A lot goes on in the workplace, beyond getting down to meet client or customer needs. Sometimes, you will find yourself torn in between joining various cliques among staff who have been drawn together by common interests and agenda. At other times, you’ll find that some persons get promoted faster than others because they are familiar with the people at the helm of affairs on a personal note. Then again, you may notice that there is some sort of ‘cold war’ between one or two department heads, for some reasons unknown to you. All you notice is that there’s no love lost, and that things are probably more complicated than you’ll ever understand.
These scenarios may not be typical of the company where you work, but, make no mistake about it, office politics is real for many people! They have to deal with it – day in-day out.
So, what’s going to happen to you, if you ever find yourself in such a situation at work? Would you resign from your job just to go contend for the very few “already in-demand’ vacancies in the labour market? Or, would you face it squarely? Here are six tips for handling office politics:
- Don’t personalize issues: This will probably be the most valuable point you need to note, because it sets the tone for others. When ugly issues arise, please do not get personal; deal with such issues professionally. This is because, the workplace is about several individuals, with different career backgrounds coming together to achieve a goal. There will be one or two hitches here and there. You know and do things in different ways and have had different career paths, so this is bound to happen. It is important to look at things from the right perspective. Never think that anyone is out to specifically hurt your feelings at work; this is often not the case.

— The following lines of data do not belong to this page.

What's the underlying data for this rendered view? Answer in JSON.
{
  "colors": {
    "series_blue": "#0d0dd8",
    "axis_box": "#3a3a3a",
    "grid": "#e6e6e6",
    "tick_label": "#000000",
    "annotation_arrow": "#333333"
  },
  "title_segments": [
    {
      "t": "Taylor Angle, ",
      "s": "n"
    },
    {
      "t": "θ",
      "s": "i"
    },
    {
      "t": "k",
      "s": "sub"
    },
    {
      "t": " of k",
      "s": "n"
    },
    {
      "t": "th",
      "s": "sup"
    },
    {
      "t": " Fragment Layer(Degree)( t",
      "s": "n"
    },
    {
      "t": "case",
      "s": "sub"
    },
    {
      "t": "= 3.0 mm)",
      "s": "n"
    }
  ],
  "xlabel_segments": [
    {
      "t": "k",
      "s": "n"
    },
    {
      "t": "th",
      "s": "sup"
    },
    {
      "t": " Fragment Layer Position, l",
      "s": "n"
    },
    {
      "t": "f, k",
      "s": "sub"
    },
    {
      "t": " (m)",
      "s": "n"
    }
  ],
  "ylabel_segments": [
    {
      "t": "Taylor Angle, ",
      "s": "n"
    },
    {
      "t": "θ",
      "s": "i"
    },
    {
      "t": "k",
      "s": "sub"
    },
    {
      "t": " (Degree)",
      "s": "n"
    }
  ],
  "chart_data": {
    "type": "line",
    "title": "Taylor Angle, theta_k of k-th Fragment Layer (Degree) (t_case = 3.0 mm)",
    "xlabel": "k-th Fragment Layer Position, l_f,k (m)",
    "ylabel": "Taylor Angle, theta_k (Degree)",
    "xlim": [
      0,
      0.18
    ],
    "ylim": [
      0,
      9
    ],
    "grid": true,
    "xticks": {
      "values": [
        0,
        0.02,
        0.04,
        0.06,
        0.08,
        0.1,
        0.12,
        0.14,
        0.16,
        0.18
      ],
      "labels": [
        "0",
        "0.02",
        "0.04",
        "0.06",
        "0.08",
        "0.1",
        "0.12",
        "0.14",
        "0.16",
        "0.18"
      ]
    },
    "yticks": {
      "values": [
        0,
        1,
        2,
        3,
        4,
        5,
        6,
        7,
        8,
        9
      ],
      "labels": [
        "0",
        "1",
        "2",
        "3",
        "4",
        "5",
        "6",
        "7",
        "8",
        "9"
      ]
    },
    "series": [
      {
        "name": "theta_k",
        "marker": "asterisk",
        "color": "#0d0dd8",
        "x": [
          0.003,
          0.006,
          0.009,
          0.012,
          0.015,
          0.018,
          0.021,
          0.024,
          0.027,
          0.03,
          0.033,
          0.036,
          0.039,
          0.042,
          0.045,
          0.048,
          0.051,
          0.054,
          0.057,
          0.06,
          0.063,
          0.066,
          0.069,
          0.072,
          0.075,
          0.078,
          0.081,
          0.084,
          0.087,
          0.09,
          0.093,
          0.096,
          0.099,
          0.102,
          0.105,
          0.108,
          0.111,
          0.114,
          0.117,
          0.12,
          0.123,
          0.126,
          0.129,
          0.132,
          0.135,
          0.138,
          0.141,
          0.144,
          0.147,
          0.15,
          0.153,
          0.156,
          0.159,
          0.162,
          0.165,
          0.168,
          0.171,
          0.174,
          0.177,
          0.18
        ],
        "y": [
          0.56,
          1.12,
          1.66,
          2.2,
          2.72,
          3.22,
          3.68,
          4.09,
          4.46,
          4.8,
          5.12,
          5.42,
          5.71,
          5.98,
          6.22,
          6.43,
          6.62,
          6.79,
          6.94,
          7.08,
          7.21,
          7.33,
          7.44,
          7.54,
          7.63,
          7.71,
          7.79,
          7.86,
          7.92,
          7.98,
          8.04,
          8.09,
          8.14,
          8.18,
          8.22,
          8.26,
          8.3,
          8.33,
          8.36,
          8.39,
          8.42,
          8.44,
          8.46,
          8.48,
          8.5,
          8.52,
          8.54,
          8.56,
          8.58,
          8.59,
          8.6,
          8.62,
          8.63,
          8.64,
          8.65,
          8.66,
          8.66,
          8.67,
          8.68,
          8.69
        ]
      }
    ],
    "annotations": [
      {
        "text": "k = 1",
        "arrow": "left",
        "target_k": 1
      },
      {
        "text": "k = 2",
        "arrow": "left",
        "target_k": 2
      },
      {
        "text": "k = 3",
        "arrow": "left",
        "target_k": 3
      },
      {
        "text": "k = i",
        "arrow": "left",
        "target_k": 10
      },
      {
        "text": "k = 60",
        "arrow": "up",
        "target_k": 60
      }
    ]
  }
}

- Get a career/business mentor: If you never had one before now, you should consider doing so. A career/business mentor is one person you can talk to about the goings-on at your place of work and he/she would be able to advise you objectively, because they have been there before and have gone ahead. With your mentor’s guidance, it is easier to handle messy situations and make the right decisions when at crossroads.
- Stay out of controversial issues: Do all that is possible not to get controversial or biased on a particular issue, especially if that issue involves several other people. Make general statements, not specifics that can be traced back to you, or statements that point a finger at an individual staff.
- Be open to other perspectives on a subject matter: If you are a project manager or hold a leadership position at work, it is important to take in as many opinions as possible on a particular subject matter, before drawing the curtains on it. This shows that you are a good team player, and a flexible, approachable leader.
- Do what is ethically right: There are a lot of rules that your company must have drawn out to guide how each staff member works. Be familiar with these rules, and do what is right. The reason why these rules are there, is to preserve everybody’s rights, and ensure that there is mutual understanding to foster peaceful co-existence at work.
- Give your very best: When you come to work, be sure to go the extra mile. This makes you stand out of the crowd. That little extra that you put in makes you earn good points; anyone who is watching out for “talented employees who are putting in their best” will easily spot you. Do this because you love your job, and you are excited about moving forward.